6 & 7. Ole Diamond and Toto. And Sapphire.
Diamond was from Africa, an eight-ton bull elephant who’d been traveling with the circus, the Greatest Show on Earth, in fact, the Ringing Brothers, Barnum and Bailey Circus. It happened to be in Knoxville in 1963 when the people in charge decided the elephant, sometimes described as the largest African elephant in captivity, was unmanageable. The circus donated the elephant to what was then a modest Municipal Zoo at Chilhowee Park.
Knoxville was at first grateful, but after a couple of years, the mayor of Knoxville, who was partly responsible for the little zoo, started to realize why the circus had a problem with this fellow. He proposed finding another home for the big guy, but a popular outcry to “Save Ole Diamond” suggested other options.
In 1975, the growing and ambitious Knoxville Zoo thought they’d put the big elephant’s hormones to productive work. At the time, no African elephant had ever been born in America.
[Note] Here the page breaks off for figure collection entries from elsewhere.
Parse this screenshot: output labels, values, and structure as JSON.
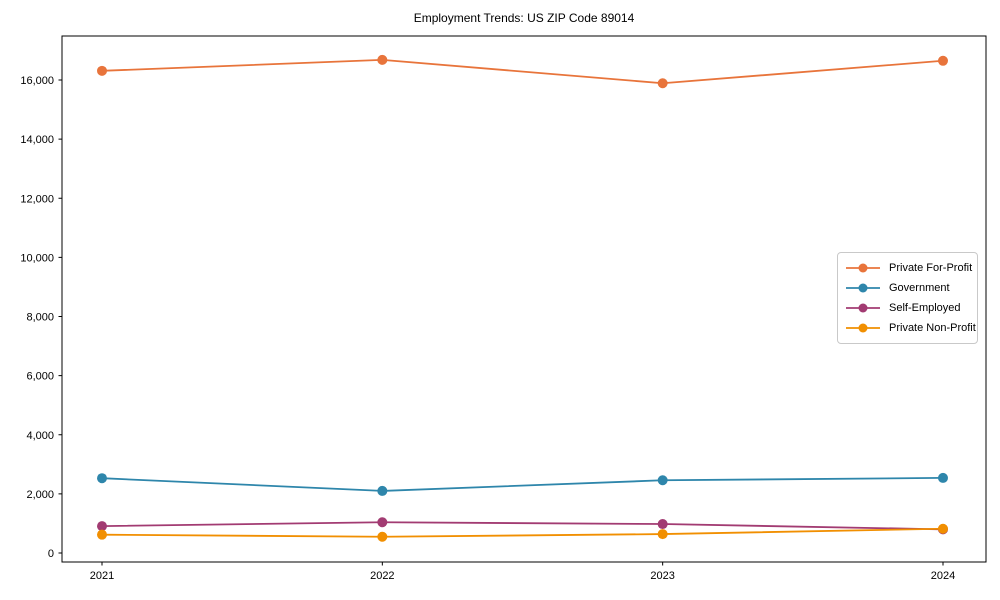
{
  "chart_data": {
    "type": "line",
    "title": "Employment Trends: US ZIP Code 89014",
    "x": [
      "2021",
      "2022",
      "2023",
      "2024"
    ],
    "series": [
      {
        "name": "Private For-Profit",
        "color": "#e8743b",
        "values": [
          16310,
          16680,
          15890,
          16650
        ]
      },
      {
        "name": "Government",
        "color": "#2e86ab",
        "values": [
          2530,
          2100,
          2460,
          2540
        ]
      },
      {
        "name": "Self-Employed",
        "color": "#a23b72",
        "values": [
          910,
          1040,
          980,
          800
        ]
      },
      {
        "name": "Private Non-Profit",
        "color": "#f18f01",
        "values": [
          620,
          550,
          640,
          820
        ]
      }
    ],
    "y_ticks": [
      0,
      2000,
      4000,
      6000,
      8000,
      10000,
      12000,
      14000,
      16000
    ],
    "ylim": [
      0,
      17500
    ],
    "xlabel": "",
    "ylabel": "",
    "grid": false,
    "legend_position": "center-right",
    "marker": "circle",
    "axis_color": "#000000",
    "background_color": "#ffffff"
  }
}
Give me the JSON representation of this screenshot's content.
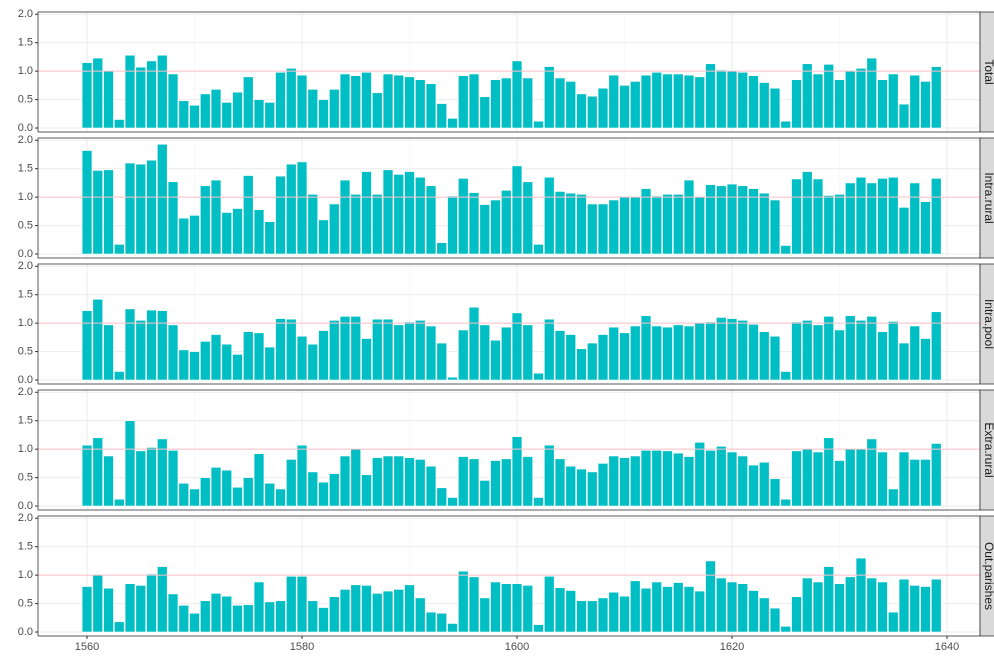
{
  "chart_data": [
    {
      "type": "bar",
      "facet": "Total",
      "color": "#00bfc4",
      "hline": 1,
      "hline_color": "#ffc0cb",
      "grid": true,
      "x": [
        1560,
        1561,
        1562,
        1563,
        1564,
        1565,
        1566,
        1567,
        1568,
        1569,
        1570,
        1571,
        1572,
        1573,
        1574,
        1575,
        1576,
        1577,
        1578,
        1579,
        1580,
        1581,
        1582,
        1583,
        1584,
        1585,
        1586,
        1587,
        1588,
        1589,
        1590,
        1591,
        1592,
        1593,
        1594,
        1595,
        1596,
        1597,
        1598,
        1599,
        1600,
        1601,
        1602,
        1603,
        1604,
        1605,
        1606,
        1607,
        1608,
        1609,
        1610,
        1611,
        1612,
        1613,
        1614,
        1615,
        1616,
        1617,
        1618,
        1619,
        1620,
        1621,
        1622,
        1623,
        1624,
        1625,
        1626,
        1627,
        1628,
        1629,
        1630,
        1631,
        1632,
        1633,
        1634,
        1635,
        1636,
        1637,
        1638,
        1639
      ],
      "values": [
        1.15,
        1.23,
        1.0,
        0.15,
        1.28,
        1.07,
        1.18,
        1.28,
        0.95,
        0.48,
        0.4,
        0.6,
        0.68,
        0.45,
        0.63,
        0.9,
        0.5,
        0.45,
        0.98,
        1.05,
        0.93,
        0.68,
        0.5,
        0.68,
        0.95,
        0.92,
        0.98,
        0.62,
        0.95,
        0.93,
        0.9,
        0.85,
        0.78,
        0.43,
        0.17,
        0.92,
        0.95,
        0.55,
        0.85,
        0.88,
        1.18,
        0.88,
        0.12,
        1.08,
        0.88,
        0.82,
        0.6,
        0.56,
        0.7,
        0.93,
        0.75,
        0.82,
        0.93,
        0.98,
        0.95,
        0.95,
        0.93,
        0.9,
        1.13,
        1.02,
        1.0,
        0.98,
        0.92,
        0.8,
        0.7,
        0.12,
        0.85,
        1.13,
        0.95,
        1.12,
        0.85,
        1.0,
        1.05,
        1.23,
        0.85,
        0.95,
        0.42,
        0.93,
        0.82,
        1.08
      ],
      "xlim": [
        1555.44,
        1643.07
      ],
      "ylim": [
        -0.07,
        2.04
      ],
      "yticks": [
        {
          "value": 0,
          "label": "0.0"
        },
        0.5,
        {
          "value": 1,
          "label": "1.0"
        },
        1.5,
        {
          "value": 2,
          "label": "2.0"
        }
      ]
    },
    {
      "type": "bar",
      "facet": "Intra.rural",
      "color": "#00bfc4",
      "hline": 1,
      "hline_color": "#ffc0cb",
      "grid": true,
      "x": [
        1560,
        1561,
        1562,
        1563,
        1564,
        1565,
        1566,
        1567,
        1568,
        1569,
        1570,
        1571,
        1572,
        1573,
        1574,
        1575,
        1576,
        1577,
        1578,
        1579,
        1580,
        1581,
        1582,
        1583,
        1584,
        1585,
        1586,
        1587,
        1588,
        1589,
        1590,
        1591,
        1592,
        1593,
        1594,
        1595,
        1596,
        1597,
        1598,
        1599,
        1600,
        1601,
        1602,
        1603,
        1604,
        1605,
        1606,
        1607,
        1608,
        1609,
        1610,
        1611,
        1612,
        1613,
        1614,
        1615,
        1616,
        1617,
        1618,
        1619,
        1620,
        1621,
        1622,
        1623,
        1624,
        1625,
        1626,
        1627,
        1628,
        1629,
        1630,
        1631,
        1632,
        1633,
        1634,
        1635,
        1636,
        1637,
        1638,
        1639
      ],
      "values": [
        1.82,
        1.47,
        1.48,
        0.17,
        1.6,
        1.58,
        1.65,
        1.93,
        1.27,
        0.63,
        0.68,
        1.2,
        1.3,
        0.73,
        0.8,
        1.38,
        0.78,
        0.57,
        1.37,
        1.58,
        1.62,
        1.05,
        0.6,
        0.88,
        1.3,
        1.05,
        1.45,
        1.05,
        1.48,
        1.4,
        1.45,
        1.35,
        1.2,
        0.2,
        1.02,
        1.33,
        1.08,
        0.87,
        0.95,
        1.12,
        1.55,
        1.27,
        0.17,
        1.35,
        1.1,
        1.07,
        1.05,
        0.88,
        0.88,
        0.95,
        1.0,
        1.0,
        1.15,
        1.02,
        1.05,
        1.05,
        1.3,
        1.0,
        1.22,
        1.2,
        1.23,
        1.2,
        1.15,
        1.07,
        0.95,
        0.15,
        1.32,
        1.45,
        1.32,
        1.03,
        1.05,
        1.25,
        1.35,
        1.25,
        1.33,
        1.35,
        0.82,
        1.25,
        0.92,
        1.33
      ],
      "xlim": [
        1555.44,
        1643.07
      ],
      "ylim": [
        -0.07,
        2.04
      ],
      "yticks": [
        {
          "value": 0,
          "label": "0.0"
        },
        0.5,
        {
          "value": 1,
          "label": "1.0"
        },
        1.5,
        {
          "value": 2,
          "label": "2.0"
        }
      ]
    },
    {
      "type": "bar",
      "facet": "Intra.pool",
      "color": "#00bfc4",
      "hline": 1,
      "hline_color": "#ffc0cb",
      "grid": true,
      "x": [
        1560,
        1561,
        1562,
        1563,
        1564,
        1565,
        1566,
        1567,
        1568,
        1569,
        1570,
        1571,
        1572,
        1573,
        1574,
        1575,
        1576,
        1577,
        1578,
        1579,
        1580,
        1581,
        1582,
        1583,
        1584,
        1585,
        1586,
        1587,
        1588,
        1589,
        1590,
        1591,
        1592,
        1593,
        1594,
        1595,
        1596,
        1597,
        1598,
        1599,
        1600,
        1601,
        1602,
        1603,
        1604,
        1605,
        1606,
        1607,
        1608,
        1609,
        1610,
        1611,
        1612,
        1613,
        1614,
        1615,
        1616,
        1617,
        1618,
        1619,
        1620,
        1621,
        1622,
        1623,
        1624,
        1625,
        1626,
        1627,
        1628,
        1629,
        1630,
        1631,
        1632,
        1633,
        1634,
        1635,
        1636,
        1637,
        1638,
        1639
      ],
      "values": [
        1.22,
        1.42,
        0.97,
        0.15,
        1.25,
        1.05,
        1.23,
        1.22,
        0.97,
        0.53,
        0.5,
        0.68,
        0.8,
        0.63,
        0.45,
        0.85,
        0.83,
        0.58,
        1.08,
        1.07,
        0.77,
        0.63,
        0.87,
        1.05,
        1.12,
        1.12,
        0.73,
        1.07,
        1.07,
        0.97,
        1.02,
        1.05,
        0.95,
        0.65,
        0.05,
        0.88,
        1.28,
        0.97,
        0.7,
        0.93,
        1.18,
        0.97,
        0.12,
        1.07,
        0.87,
        0.8,
        0.55,
        0.65,
        0.8,
        0.93,
        0.83,
        0.95,
        1.13,
        0.95,
        0.93,
        0.97,
        0.95,
        1.0,
        1.02,
        1.1,
        1.08,
        1.05,
        0.98,
        0.85,
        0.77,
        0.15,
        1.02,
        1.05,
        0.97,
        1.12,
        0.88,
        1.13,
        1.05,
        1.12,
        0.85,
        1.03,
        0.65,
        0.95,
        0.73,
        1.2
      ],
      "xlim": [
        1555.44,
        1643.07
      ],
      "ylim": [
        -0.07,
        2.04
      ],
      "yticks": [
        {
          "value": 0,
          "label": "0.0"
        },
        0.5,
        {
          "value": 1,
          "label": "1.0"
        },
        1.5,
        {
          "value": 2,
          "label": "2.0"
        }
      ]
    },
    {
      "type": "bar",
      "facet": "Extra.rural",
      "color": "#00bfc4",
      "hline": 1,
      "hline_color": "#ffc0cb",
      "grid": true,
      "x": [
        1560,
        1561,
        1562,
        1563,
        1564,
        1565,
        1566,
        1567,
        1568,
        1569,
        1570,
        1571,
        1572,
        1573,
        1574,
        1575,
        1576,
        1577,
        1578,
        1579,
        1580,
        1581,
        1582,
        1583,
        1584,
        1585,
        1586,
        1587,
        1588,
        1589,
        1590,
        1591,
        1592,
        1593,
        1594,
        1595,
        1596,
        1597,
        1598,
        1599,
        1600,
        1601,
        1602,
        1603,
        1604,
        1605,
        1606,
        1607,
        1608,
        1609,
        1610,
        1611,
        1612,
        1613,
        1614,
        1615,
        1616,
        1617,
        1618,
        1619,
        1620,
        1621,
        1622,
        1623,
        1624,
        1625,
        1626,
        1627,
        1628,
        1629,
        1630,
        1631,
        1632,
        1633,
        1634,
        1635,
        1636,
        1637,
        1638,
        1639
      ],
      "values": [
        1.07,
        1.2,
        0.88,
        0.12,
        1.5,
        0.97,
        1.03,
        1.18,
        0.98,
        0.4,
        0.3,
        0.5,
        0.68,
        0.63,
        0.33,
        0.5,
        0.92,
        0.4,
        0.3,
        0.82,
        1.07,
        0.6,
        0.42,
        0.57,
        0.88,
        1.0,
        0.55,
        0.85,
        0.88,
        0.88,
        0.85,
        0.82,
        0.7,
        0.32,
        0.15,
        0.87,
        0.83,
        0.45,
        0.8,
        0.83,
        1.22,
        0.87,
        0.15,
        1.07,
        0.83,
        0.7,
        0.65,
        0.6,
        0.75,
        0.88,
        0.85,
        0.88,
        0.98,
        0.98,
        0.97,
        0.93,
        0.87,
        1.12,
        0.98,
        1.05,
        0.95,
        0.88,
        0.72,
        0.77,
        0.48,
        0.12,
        0.97,
        1.0,
        0.95,
        1.2,
        0.8,
        1.0,
        1.0,
        1.18,
        0.95,
        0.3,
        0.95,
        0.82,
        0.82,
        1.1
      ],
      "xlim": [
        1555.44,
        1643.07
      ],
      "ylim": [
        -0.07,
        2.04
      ],
      "yticks": [
        {
          "value": 0,
          "label": "0.0"
        },
        0.5,
        {
          "value": 1,
          "label": "1.0"
        },
        1.5,
        {
          "value": 2,
          "label": "2.0"
        }
      ]
    },
    {
      "type": "bar",
      "facet": "Out.parishes",
      "color": "#00bfc4",
      "hline": 1,
      "hline_color": "#ffc0cb",
      "grid": true,
      "x": [
        1560,
        1561,
        1562,
        1563,
        1564,
        1565,
        1566,
        1567,
        1568,
        1569,
        1570,
        1571,
        1572,
        1573,
        1574,
        1575,
        1576,
        1577,
        1578,
        1579,
        1580,
        1581,
        1582,
        1583,
        1584,
        1585,
        1586,
        1587,
        1588,
        1589,
        1590,
        1591,
        1592,
        1593,
        1594,
        1595,
        1596,
        1597,
        1598,
        1599,
        1600,
        1601,
        1602,
        1603,
        1604,
        1605,
        1606,
        1607,
        1608,
        1609,
        1610,
        1611,
        1612,
        1613,
        1614,
        1615,
        1616,
        1617,
        1618,
        1619,
        1620,
        1621,
        1622,
        1623,
        1624,
        1625,
        1626,
        1627,
        1628,
        1629,
        1630,
        1631,
        1632,
        1633,
        1634,
        1635,
        1636,
        1637,
        1638,
        1639
      ],
      "values": [
        0.8,
        1.0,
        0.77,
        0.18,
        0.85,
        0.82,
        1.02,
        1.15,
        0.67,
        0.47,
        0.33,
        0.55,
        0.68,
        0.63,
        0.47,
        0.48,
        0.88,
        0.53,
        0.55,
        0.98,
        0.98,
        0.55,
        0.43,
        0.62,
        0.75,
        0.83,
        0.82,
        0.68,
        0.72,
        0.75,
        0.83,
        0.6,
        0.35,
        0.33,
        0.15,
        1.07,
        0.97,
        0.6,
        0.88,
        0.85,
        0.85,
        0.82,
        0.13,
        0.98,
        0.78,
        0.73,
        0.55,
        0.55,
        0.6,
        0.7,
        0.63,
        0.9,
        0.77,
        0.88,
        0.8,
        0.87,
        0.8,
        0.72,
        1.25,
        0.95,
        0.88,
        0.85,
        0.73,
        0.6,
        0.42,
        0.1,
        0.62,
        0.95,
        0.88,
        1.15,
        0.85,
        0.97,
        1.3,
        0.95,
        0.88,
        0.35,
        0.93,
        0.82,
        0.8,
        0.93
      ],
      "xlim": [
        1555.44,
        1643.07
      ],
      "ylim": [
        -0.07,
        2.04
      ],
      "yticks": [
        {
          "value": 0,
          "label": "0.0"
        },
        0.5,
        {
          "value": 1,
          "label": "1.0"
        },
        1.5,
        {
          "value": 2,
          "label": "2.0"
        }
      ],
      "xticks": [
        1560,
        1580,
        1600,
        1620,
        1640
      ]
    }
  ]
}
The Knoxville Zoo acquired a female elephant from the Memphis Zoo, named Sapphire—and borrowed another female elephant named Toto from the Bronx Zoo.
Ole Diamond and Toto hit it off right away. Then Toto did something no one had ever done in the history of the Western Hemisphere. In 1978, she gave birth to a baby elephant.
It didn’t get quite as much press, two months later, when thanks to Ole Diamond’s apparently equal fascination with Sapphire, the second elephant ever born in the Americas appeared. She would be named Hillary, and she wouldn’t get nearly as much attention as Little Diamond did, but that may have been fine with her.
Ole Diamond died in 1980, and none of his blended family is still around. But at Zoo Knoxville you can see where the magic happened.